Joelle King says she will have no trouble finding motivation for this week's national championships on the North Shore despite it coming so soon after the Commonwealth Games.
The 25-year-old from Cambridge won bronze at Glasgow and had some admirable performances in the mixed events in what was a gruelling schedule.
She's been home a fortnight and back into training the past week as she eyes up a fifth successive national crown.
"I've been a bit jet-lagged, obviously, and quite tired," King said. "The Commonwealth Games is a pretty full-on event for squash. I played every day for two weeks and not one day off, so mentally it's a pretty draining event.

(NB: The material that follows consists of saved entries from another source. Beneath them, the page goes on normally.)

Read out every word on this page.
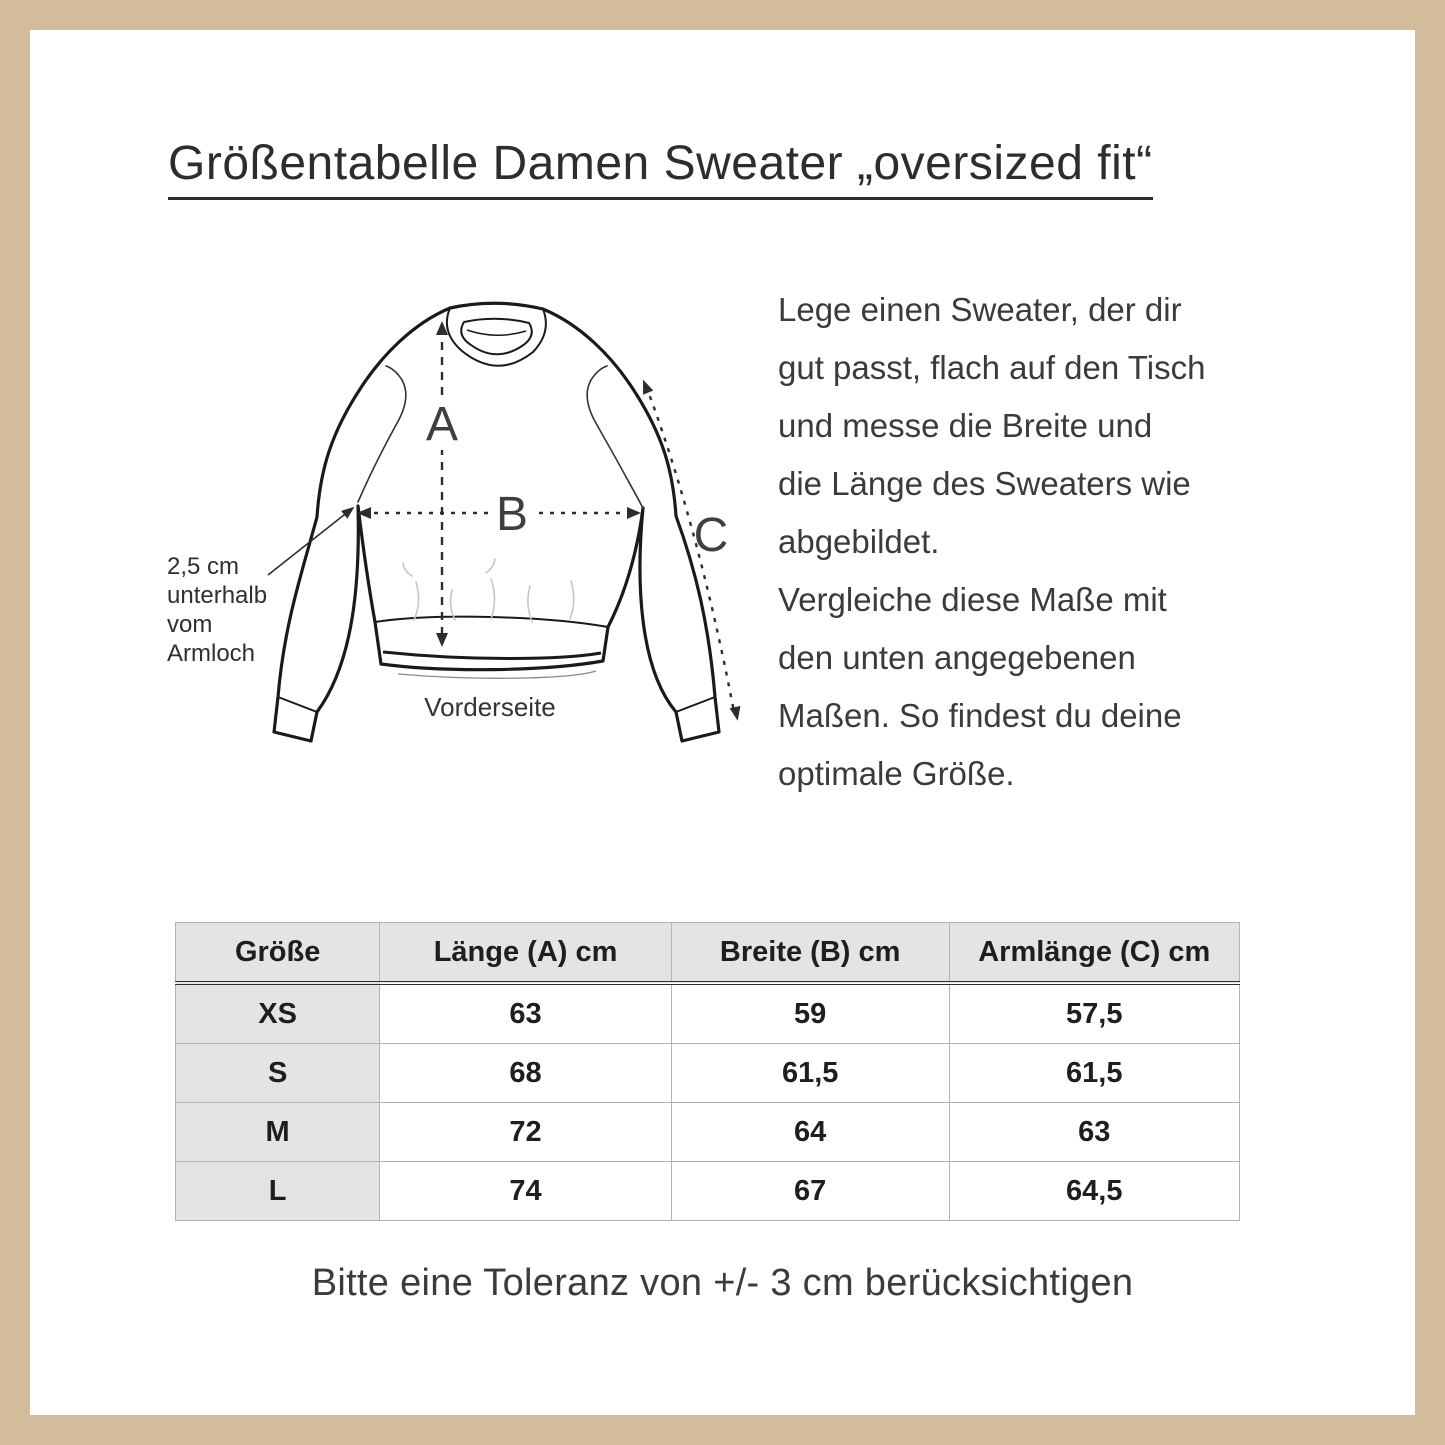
Größentabelle Damen Sweater „oversized fit“
A
B	C
Vorderseite
2,5 cm
unterhalb
vom
Armloch
Lege einen Sweater, der dir
gut passt, flach auf den Tisch
und messe die Breite und
die Länge des Sweaters wie
abgebildet.
Vergleiche diese Maße mit
den unten angegebenen
Maßen. So findest du deine
optimale Größe.
Größe	Länge (A) cm	Breite (B) cm	Armlänge (C) cm
XS	63	59	57,5
S	68	61,5	61,5
M	72	64	63
L	74	67	64,5
Bitte eine Toleranz von +/- 3 cm berücksichtigen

"I've had a couple of brutal sessions back with my trainer and working with my team, which has been nice just to have that confidence that everything is still ok and the body's feeling good. The mind and the body, as long as they're fit and well, then the rest, I've got to make it happen."
Although her goal was gold, King was pleased with bronze, saying credit had to be given to World No 1 and eventual champion Nicol David, who beat her in the semifinals.
Now King is out to stamp her authority at the nationals, which starts today.
She is wary of fellow Games team members Megan Craig, Kylie Lindsay and Amanda Landers-Murphy, as well as others who have nothing to lose.
"They're all clicking at my heels. They want to win the national championships. So it's never an easy feat to win that title. So I've always got to be on my best performance.
"To be honest, this is one of my favourite titles. I'm a proud New Zealander and when you read that trophy and see the calibre of players that have won that trophy before me, it's a really big deal for me on my calendar. So it's not really that hard for me to get up."
If King is able to take out this year's Mitchell Rose Bowl she will join Pam Guy (1969, 1971, 1973, 1975, 1978) on five titles. Only Susan Devoy is beyond that, with 10, in succession, from 1983 to 1992.
But the five in a row, or chasing down Devoy's record, aren't things King uses as motivation.
"I don't really look at those things. I just want to win," she said. "And I want to play as well as I possibly can and not let anyone get close to me.
"I didn't even know that Susan had won 10.
"Who knows, someone might come and knock me off my perch, but I will die trying to win it again."
Assuming King does make the final, she may want to get it done as quickly as possible, since straight after the match she will dash to the airport to fly out for the Hong Kong Open.
Friday's final is scheduled for 5.30pm, with King's flight at 10pm, meaning she has to check in by 8pm.
"So it's going to be interesting," she said. "Hopefully they're not running behind.
"I've just got to concentrate on playing really, and think about that after."
King will head straight from Hong Kong to the China Open, then home for a couple of weeks before going to the US Open and the Macau Open. Then in December there is the world teams championship in Canada followed by the World Open in Malaysia.
Meanwhile, in the men's national event Auckland's Martin Knight and Campbell Grayson are seeded one and two respectively and will be looking to make it a fourth consecutive duel for the Riddiford Gold Cup.
The pair have been taking turns lifting the silverware. Grayson won in 2010 and 2012, while Knight was successful in 2011 and last year.
Following the individual event, the teams competition will be played at the weekend.